As SA Rand Races to 20-Month High, Major Banks Charged with Price Fixing
The South African Rand has raced to its highest in almost 20 months, in a six-day winning streak (its longest since September), following positive sentiment towards emerging market currencies. It comes on the same day that the SA Competition Commission announces that 17 banks will be prosecuted for price-fixing. Of the Rand’s high today Bloomberg said […]
The South African Rand has raced to its highest in almost 20 months, in a six-day winning streak (its longest since September), following positive sentiment towards emerging market currencies. It comes on the same day that the SA Competition Commission announces that 17 banks will be prosecuted for price-fixing.
Of the Rand’s high today Bloomberg said it has “rallied through a psychological barrier, outpacing all of its emerging peers”.
This is the first time since August 2015 that the Rand has dipped below 13. It gained 0.9 percent to trade at 12.9896 per dollar.
Inflation in the country, which slowed for the first time in five months during January, is attributed to the Rands strengthened performance. Experts predict “slow and unsteady rand gains”.
The rand is now R12.98 to the dollar, R16.17 to the pound and R13.75 to the euro.
Meanwhile 17 major banks, including three South African banks, are to be prosecuted for collusion in the trading of foreign currency pairs involving the South Africa Rand (ZAR).
The Competition Commission South Africa, which has been investigating the case of price-fixing and market allocation since April 2015, has referred the case to the Competition Tribunal… and is seeking an order that the respondents have contravened the Competition Act.
The 17 banks across the world include Absa, Standard Bank, Credit Suisse, BNP Paribas, JP Morgan Chase, Barclays, ANZ (Australia and New Zealand Banking) and Bank of America.
If the Commission gets its way, the banks will have to pay a penalty equivalent to 10% of annual turnover.
The Commission found that since at least 2007, the banks had a general agreement to collude on prices for bids and offers in relation to the US Dollar / Rand pair. According to a statement from the Commission, it found the manipulation allegedly included “agreements to refrain from trading and creating fictitious bids and offers at particular times”, assisting each other to reach the desired prices.

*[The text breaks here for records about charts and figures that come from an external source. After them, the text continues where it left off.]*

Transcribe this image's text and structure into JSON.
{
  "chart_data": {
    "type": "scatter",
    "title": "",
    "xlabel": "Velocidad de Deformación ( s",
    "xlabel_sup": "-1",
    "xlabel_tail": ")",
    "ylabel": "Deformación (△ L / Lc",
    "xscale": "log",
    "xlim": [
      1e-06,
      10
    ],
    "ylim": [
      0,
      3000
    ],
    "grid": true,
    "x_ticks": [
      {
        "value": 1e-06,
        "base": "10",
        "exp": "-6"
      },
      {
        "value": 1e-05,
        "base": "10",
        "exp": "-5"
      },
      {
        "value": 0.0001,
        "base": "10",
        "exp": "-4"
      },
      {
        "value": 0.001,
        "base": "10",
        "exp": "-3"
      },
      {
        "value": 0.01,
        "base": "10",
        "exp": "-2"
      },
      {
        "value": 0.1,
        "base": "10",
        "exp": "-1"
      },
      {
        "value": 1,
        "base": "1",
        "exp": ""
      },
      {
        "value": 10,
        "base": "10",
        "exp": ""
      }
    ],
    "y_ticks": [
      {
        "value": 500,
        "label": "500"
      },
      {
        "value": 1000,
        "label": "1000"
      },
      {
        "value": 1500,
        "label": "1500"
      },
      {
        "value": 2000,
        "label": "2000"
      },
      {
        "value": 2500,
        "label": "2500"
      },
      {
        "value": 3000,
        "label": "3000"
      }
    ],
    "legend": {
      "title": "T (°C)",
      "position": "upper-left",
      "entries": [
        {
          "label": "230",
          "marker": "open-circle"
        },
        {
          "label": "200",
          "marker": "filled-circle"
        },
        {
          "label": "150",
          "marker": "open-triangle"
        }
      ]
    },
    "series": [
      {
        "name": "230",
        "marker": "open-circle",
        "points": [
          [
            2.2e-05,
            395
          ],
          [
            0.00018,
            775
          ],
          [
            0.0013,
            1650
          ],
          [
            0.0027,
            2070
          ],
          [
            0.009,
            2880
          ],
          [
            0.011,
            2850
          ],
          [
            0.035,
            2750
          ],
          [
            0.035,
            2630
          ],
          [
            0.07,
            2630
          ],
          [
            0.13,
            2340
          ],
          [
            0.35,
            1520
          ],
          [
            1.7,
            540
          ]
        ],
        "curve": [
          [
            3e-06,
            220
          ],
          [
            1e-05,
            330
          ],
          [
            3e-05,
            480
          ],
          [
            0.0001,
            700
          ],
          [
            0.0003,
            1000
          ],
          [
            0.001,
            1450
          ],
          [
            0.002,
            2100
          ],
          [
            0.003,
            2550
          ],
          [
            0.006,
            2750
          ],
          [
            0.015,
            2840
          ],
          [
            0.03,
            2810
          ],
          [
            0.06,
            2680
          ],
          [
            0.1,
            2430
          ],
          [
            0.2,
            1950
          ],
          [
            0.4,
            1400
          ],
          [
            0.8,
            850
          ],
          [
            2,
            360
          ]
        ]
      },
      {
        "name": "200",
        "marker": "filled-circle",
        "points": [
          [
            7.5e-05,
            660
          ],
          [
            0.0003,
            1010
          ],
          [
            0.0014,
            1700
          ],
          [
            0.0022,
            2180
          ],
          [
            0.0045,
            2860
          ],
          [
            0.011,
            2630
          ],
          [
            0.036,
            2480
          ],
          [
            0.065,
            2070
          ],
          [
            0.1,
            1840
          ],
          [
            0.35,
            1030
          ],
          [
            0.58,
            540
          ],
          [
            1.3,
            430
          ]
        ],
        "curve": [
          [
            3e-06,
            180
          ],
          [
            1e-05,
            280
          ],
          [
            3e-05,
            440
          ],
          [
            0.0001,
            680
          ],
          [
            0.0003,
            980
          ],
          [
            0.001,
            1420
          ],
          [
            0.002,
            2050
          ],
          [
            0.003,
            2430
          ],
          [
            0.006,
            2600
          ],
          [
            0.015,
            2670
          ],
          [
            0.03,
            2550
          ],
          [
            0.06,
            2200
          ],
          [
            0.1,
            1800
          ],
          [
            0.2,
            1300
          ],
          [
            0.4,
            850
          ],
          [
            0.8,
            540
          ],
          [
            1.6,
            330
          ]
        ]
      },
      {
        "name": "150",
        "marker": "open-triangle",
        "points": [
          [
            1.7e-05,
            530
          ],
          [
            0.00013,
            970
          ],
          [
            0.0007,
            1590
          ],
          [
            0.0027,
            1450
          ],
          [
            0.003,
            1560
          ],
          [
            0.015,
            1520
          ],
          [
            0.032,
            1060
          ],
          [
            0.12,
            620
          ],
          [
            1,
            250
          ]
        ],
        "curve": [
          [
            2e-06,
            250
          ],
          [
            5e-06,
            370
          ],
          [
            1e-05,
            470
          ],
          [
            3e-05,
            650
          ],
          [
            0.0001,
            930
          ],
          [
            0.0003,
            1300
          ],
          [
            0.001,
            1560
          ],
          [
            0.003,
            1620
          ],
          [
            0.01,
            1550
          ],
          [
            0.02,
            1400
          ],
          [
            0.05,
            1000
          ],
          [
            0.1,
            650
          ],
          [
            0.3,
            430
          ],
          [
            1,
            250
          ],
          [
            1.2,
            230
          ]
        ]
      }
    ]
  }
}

The traders are alleged to have communicated through Reuters currency trading platform, Bloomberg’s chatroom, phone calls and meetings.
The banks will now have an opportunity to respond.
In a statement the South African Reserve Bank (SARB) said the investigation relates mainly to international financial institutions. The rand is a globally traded currency, with a daily average worldwide turnover of about $49-billion which represent 1% of total turnover in the international foreign exchange markets, said SARB.
SARB and the Financial Services Board had launched their own review of foreign exchange operations in the domestic market at the same time as the Commission’s investigation. The review found no evidence of serious misconduct, but did see room for improvement and made recommendations.
Today SARB said it sees the allegations in a serious light, and will monitor developments to embark on any action required in accordance with their mandate and jurisdiction.